Sea of Stars (they keep me from you)

by sammyspreadyourwings



Series: 2019 DL Stocking Stuffers [6]
Category: Bohemian Rhapsody (Movie 2018), Queen (Band)
Genre: Alternate Universe - Future, Ambiguous/Open Ending, Being Lost, Depression, Implied Sexual Content, Introspection, Loneliness, Lost in space - Freeform, M/M, Separations, Unreliable Narrator, Unresolved Emotional Tension, Unresolved Romantic Tension
Language: English
Status: Completed
Published: 2020-01-02
Updated: 2020-01-02
Packaged: 2021-02-27 15:42:04
Rating: Teen And Up Audiences
Warnings: No Archive Warnings Apply
Chapters: 1
Words: 2,559
Publisher: archiveofourown.org
Story URL: https://archiveofourown.org/works/22079389
Author URL: https://archiveofourown.org/users/sammyspreadyourwings/pseuds/sammyspreadyourwings
Summary: When Brian closes his eyes, he hears softly in the silence of space, "Welcome home."
Relationships: Brian May/Roger Taylor
Series: 2019 DL Stocking Stuffers [6]
Series URL: https://archiveofourown.org/series/1583506
Comments: 12
Kudos: 31





	Sea of Stars (they keep me from you)

**Author's Note:**

  * For [epherians](https://archiveofourown.org/users/epherians/gifts).



Space is hauntingly beautiful. Celestial bodies making sounds and songs that not a soul would hear in the vacuum. Knowing that each planet is a source of indescribable colors and patterns but being unable to see it with the naked eye because it is so dark. Entirely dark.

Brian wouldn’t be able to see if not for the light attached to his suit. The battery is nearly dim and gives off a light no brighter than that of a candle.

If he closes his eyes, he can pretend that the light is a candle which carries a hint of sea breeze, one of Freddie’s favorite scents. Brian smiles faintly.

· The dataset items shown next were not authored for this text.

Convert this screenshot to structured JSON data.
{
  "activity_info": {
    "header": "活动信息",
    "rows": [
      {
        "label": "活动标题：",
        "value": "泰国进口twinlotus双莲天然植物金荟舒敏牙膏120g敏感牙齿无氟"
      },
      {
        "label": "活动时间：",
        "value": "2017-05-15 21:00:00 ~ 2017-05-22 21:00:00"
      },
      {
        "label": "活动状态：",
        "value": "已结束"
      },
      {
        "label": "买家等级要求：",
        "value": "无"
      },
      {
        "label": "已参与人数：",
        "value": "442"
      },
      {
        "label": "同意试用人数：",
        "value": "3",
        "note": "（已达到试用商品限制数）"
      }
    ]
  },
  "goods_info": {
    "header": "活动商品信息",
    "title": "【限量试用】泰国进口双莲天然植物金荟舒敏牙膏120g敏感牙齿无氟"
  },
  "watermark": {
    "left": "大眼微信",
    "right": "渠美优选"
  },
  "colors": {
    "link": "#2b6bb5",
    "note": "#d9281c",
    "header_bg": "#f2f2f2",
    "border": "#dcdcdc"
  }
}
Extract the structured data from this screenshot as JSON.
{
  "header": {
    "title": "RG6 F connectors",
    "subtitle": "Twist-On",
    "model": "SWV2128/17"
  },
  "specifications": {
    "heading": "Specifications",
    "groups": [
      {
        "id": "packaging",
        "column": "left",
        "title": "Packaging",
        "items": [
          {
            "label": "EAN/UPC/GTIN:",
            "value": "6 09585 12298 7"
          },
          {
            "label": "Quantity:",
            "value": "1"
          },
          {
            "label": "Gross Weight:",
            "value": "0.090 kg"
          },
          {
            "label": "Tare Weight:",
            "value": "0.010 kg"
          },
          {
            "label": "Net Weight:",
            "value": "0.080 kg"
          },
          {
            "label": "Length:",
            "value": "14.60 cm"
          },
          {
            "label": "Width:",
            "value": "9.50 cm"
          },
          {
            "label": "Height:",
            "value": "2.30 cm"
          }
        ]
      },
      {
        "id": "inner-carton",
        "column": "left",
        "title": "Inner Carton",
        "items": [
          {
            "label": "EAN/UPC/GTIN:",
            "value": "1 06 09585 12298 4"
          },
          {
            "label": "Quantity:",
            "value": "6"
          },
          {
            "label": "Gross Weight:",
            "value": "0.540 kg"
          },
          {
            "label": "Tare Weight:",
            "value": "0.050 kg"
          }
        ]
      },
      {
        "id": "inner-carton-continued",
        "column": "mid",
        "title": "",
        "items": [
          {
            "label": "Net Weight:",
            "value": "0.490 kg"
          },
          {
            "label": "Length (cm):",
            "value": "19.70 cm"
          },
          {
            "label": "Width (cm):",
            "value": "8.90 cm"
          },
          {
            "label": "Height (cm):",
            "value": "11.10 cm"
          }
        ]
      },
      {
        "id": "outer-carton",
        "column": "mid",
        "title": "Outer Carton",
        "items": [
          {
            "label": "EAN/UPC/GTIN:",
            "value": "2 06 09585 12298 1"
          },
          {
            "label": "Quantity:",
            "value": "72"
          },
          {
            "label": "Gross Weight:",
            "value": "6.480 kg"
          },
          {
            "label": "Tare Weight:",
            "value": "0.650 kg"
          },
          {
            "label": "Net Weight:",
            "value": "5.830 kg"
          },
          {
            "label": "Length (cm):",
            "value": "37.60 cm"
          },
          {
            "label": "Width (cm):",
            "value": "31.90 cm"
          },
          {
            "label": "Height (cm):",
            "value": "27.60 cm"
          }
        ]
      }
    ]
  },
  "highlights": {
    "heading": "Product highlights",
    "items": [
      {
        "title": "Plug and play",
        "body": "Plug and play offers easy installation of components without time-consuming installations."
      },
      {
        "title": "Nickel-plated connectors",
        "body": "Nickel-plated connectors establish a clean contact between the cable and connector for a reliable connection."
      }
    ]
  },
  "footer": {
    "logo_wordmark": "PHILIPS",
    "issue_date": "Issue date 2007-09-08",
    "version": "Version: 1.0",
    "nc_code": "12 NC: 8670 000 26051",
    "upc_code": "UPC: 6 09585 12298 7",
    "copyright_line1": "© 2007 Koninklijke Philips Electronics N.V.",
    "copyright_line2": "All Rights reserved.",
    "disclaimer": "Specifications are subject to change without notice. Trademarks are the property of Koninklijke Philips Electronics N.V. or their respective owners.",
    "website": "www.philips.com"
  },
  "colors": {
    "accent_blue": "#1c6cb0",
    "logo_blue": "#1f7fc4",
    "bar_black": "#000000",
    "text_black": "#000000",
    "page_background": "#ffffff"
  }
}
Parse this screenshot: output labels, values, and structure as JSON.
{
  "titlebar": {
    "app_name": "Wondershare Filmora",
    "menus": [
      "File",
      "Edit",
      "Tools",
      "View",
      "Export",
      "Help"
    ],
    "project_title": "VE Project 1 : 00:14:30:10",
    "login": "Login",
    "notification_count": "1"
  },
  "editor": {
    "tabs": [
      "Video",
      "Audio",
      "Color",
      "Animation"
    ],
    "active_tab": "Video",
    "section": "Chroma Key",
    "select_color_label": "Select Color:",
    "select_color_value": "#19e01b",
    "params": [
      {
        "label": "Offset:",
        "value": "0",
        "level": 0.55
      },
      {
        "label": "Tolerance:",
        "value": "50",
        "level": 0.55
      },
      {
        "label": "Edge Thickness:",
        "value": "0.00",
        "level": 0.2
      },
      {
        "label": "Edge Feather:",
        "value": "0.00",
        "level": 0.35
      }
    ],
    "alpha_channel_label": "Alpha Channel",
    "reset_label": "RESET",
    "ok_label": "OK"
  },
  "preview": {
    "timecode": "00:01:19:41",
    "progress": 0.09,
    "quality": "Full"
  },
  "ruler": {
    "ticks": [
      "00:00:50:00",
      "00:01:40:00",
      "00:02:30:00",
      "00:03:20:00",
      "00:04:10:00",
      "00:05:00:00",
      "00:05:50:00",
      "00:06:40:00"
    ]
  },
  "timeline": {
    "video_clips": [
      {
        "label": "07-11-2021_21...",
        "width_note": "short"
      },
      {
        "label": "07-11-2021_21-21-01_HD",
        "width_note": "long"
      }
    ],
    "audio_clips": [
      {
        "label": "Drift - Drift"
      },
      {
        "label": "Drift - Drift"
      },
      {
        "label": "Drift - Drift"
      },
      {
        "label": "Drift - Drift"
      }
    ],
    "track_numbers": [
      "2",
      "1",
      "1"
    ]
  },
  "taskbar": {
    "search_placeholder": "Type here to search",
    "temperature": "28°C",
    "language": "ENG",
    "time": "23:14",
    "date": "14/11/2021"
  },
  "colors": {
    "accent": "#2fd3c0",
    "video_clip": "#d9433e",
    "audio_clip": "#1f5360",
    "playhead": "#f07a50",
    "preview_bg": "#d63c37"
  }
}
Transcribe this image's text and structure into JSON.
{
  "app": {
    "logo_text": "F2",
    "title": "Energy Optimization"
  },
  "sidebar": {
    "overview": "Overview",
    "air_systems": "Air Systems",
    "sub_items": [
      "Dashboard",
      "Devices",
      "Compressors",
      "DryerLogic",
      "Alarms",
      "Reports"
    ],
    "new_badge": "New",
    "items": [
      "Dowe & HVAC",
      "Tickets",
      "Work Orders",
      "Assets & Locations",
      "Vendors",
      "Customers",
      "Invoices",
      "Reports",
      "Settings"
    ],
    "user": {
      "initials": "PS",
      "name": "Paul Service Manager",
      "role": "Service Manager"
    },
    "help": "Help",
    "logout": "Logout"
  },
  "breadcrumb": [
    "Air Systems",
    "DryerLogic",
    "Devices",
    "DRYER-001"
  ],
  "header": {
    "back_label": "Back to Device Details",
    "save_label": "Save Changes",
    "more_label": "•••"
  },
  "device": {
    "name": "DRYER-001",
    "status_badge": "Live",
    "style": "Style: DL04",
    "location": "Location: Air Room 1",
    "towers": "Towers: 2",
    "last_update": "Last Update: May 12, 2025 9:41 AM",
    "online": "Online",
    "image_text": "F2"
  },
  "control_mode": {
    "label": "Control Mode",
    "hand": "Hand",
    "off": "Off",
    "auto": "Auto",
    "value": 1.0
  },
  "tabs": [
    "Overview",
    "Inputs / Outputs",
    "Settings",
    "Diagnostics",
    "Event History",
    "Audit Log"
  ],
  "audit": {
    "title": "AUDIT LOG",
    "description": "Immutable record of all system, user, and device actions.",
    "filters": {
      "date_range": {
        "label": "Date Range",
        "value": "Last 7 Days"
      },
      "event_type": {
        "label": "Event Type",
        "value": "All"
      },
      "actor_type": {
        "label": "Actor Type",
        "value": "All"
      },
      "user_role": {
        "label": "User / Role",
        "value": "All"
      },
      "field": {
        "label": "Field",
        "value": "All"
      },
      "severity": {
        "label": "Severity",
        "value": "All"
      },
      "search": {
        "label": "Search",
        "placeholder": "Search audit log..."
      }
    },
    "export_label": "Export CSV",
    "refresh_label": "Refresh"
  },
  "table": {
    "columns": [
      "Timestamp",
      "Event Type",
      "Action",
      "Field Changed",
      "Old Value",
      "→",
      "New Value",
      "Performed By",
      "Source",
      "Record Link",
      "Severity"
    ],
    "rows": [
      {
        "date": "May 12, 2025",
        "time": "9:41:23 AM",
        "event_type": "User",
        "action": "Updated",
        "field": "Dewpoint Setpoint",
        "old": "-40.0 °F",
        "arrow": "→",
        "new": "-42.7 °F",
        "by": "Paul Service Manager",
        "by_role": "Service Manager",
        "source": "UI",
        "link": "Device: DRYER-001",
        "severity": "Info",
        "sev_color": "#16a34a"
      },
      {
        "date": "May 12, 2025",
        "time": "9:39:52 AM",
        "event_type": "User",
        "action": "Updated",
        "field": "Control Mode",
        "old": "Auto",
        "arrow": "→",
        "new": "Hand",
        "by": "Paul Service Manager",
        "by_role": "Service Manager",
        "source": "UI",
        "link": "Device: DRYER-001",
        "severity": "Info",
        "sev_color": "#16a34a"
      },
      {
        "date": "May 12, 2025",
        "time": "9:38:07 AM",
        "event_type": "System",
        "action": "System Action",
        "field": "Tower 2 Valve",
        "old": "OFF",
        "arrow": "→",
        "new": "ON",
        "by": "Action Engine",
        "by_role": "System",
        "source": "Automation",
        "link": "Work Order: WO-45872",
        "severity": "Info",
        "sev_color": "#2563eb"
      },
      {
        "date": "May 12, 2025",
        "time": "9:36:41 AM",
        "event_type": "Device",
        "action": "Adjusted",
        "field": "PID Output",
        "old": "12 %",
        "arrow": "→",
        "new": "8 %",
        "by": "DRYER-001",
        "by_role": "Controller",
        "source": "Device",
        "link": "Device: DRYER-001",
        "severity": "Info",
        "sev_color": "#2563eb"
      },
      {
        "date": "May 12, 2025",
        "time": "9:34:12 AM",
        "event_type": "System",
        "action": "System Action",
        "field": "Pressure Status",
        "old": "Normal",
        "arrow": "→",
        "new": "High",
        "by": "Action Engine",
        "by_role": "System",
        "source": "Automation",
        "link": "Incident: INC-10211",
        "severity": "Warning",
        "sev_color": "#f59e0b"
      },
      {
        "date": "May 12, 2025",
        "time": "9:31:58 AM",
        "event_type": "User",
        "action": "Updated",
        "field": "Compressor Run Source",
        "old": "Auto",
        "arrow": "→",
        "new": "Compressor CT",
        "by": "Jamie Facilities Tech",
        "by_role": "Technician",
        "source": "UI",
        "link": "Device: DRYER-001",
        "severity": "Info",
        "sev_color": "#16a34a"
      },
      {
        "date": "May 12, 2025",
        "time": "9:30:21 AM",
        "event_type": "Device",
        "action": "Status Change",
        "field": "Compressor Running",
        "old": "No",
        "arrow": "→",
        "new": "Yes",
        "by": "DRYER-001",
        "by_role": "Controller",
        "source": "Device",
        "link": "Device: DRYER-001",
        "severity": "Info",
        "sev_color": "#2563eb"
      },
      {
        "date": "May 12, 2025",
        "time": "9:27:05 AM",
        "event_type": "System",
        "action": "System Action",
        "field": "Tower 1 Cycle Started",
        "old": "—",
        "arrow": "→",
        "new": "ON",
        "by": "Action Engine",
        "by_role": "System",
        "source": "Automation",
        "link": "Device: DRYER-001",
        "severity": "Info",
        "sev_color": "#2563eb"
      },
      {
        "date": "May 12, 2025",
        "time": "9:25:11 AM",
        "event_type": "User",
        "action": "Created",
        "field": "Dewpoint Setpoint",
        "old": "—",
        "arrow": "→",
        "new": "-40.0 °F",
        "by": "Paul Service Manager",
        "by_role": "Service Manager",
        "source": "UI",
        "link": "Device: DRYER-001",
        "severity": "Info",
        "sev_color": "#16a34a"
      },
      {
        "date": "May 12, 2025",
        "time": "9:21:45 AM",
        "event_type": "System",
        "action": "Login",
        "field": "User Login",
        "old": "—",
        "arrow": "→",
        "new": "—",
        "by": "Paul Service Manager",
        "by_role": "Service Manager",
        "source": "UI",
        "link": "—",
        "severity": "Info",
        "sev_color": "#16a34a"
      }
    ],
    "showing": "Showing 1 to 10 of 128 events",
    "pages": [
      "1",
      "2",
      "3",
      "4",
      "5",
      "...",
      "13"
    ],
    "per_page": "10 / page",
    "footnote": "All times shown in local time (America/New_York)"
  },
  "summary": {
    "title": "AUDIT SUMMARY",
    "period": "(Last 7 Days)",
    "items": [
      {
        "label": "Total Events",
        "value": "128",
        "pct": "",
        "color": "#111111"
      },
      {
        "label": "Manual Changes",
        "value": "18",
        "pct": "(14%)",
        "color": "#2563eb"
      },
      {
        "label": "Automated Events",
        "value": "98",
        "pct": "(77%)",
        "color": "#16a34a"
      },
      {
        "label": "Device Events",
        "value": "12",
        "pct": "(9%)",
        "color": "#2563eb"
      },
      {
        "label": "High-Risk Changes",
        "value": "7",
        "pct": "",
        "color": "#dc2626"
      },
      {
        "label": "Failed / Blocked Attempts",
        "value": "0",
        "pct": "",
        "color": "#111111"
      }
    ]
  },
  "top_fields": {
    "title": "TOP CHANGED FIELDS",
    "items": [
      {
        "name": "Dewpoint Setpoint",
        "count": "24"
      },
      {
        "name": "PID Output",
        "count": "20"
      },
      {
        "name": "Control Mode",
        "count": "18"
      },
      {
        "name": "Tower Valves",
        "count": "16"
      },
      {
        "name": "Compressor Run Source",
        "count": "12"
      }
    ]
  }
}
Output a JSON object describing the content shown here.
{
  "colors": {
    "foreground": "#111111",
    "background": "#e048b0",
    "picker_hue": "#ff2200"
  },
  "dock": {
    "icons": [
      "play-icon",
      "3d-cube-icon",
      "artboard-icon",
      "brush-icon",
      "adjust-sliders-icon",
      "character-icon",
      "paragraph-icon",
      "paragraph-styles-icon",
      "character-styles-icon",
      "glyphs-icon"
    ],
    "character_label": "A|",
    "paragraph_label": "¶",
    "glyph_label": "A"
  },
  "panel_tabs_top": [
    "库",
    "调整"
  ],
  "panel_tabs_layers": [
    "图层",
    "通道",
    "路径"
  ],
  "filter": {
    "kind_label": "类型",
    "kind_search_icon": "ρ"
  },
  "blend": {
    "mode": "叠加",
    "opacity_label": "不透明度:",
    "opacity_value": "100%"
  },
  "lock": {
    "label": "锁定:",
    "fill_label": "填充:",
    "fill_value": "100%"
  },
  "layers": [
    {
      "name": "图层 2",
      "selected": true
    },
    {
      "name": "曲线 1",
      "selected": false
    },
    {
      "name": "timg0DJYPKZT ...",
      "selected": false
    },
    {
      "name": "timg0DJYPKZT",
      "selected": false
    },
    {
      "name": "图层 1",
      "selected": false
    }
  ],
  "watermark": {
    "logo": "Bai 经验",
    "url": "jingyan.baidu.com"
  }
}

Freddie had said that he loves that scent because of the night they had spent on Brighton beach, where Brian had talked himself hoarse over the stars.

When he opens his eyes, he remains in the shelter that had been constructed long before humans reached this comet. The walls are the smooth white-gray, stone quarried from the comet itself. Long ago someone had thought to tame this rock. Make a life – a home on it. Now old childish drawings line the lower parts of the wall and what had once been a dining table has been converted into a communication array.

He closes his eyes, pretending that he hears the computer starting up with a video message. It has been months, perhaps a year, since he last received their transmission. Nothing comes from it and he opens his eyes.

The longing is deep in his bones. As a child, he wanted nothing more than to see the stars he loved up close. He has that now, in spades. Passing by celestial bodies he’ll never live to see again. Brightly lit by blue stars. White stars. He loves white stars the most, it’s the greatest light he gets on this comet.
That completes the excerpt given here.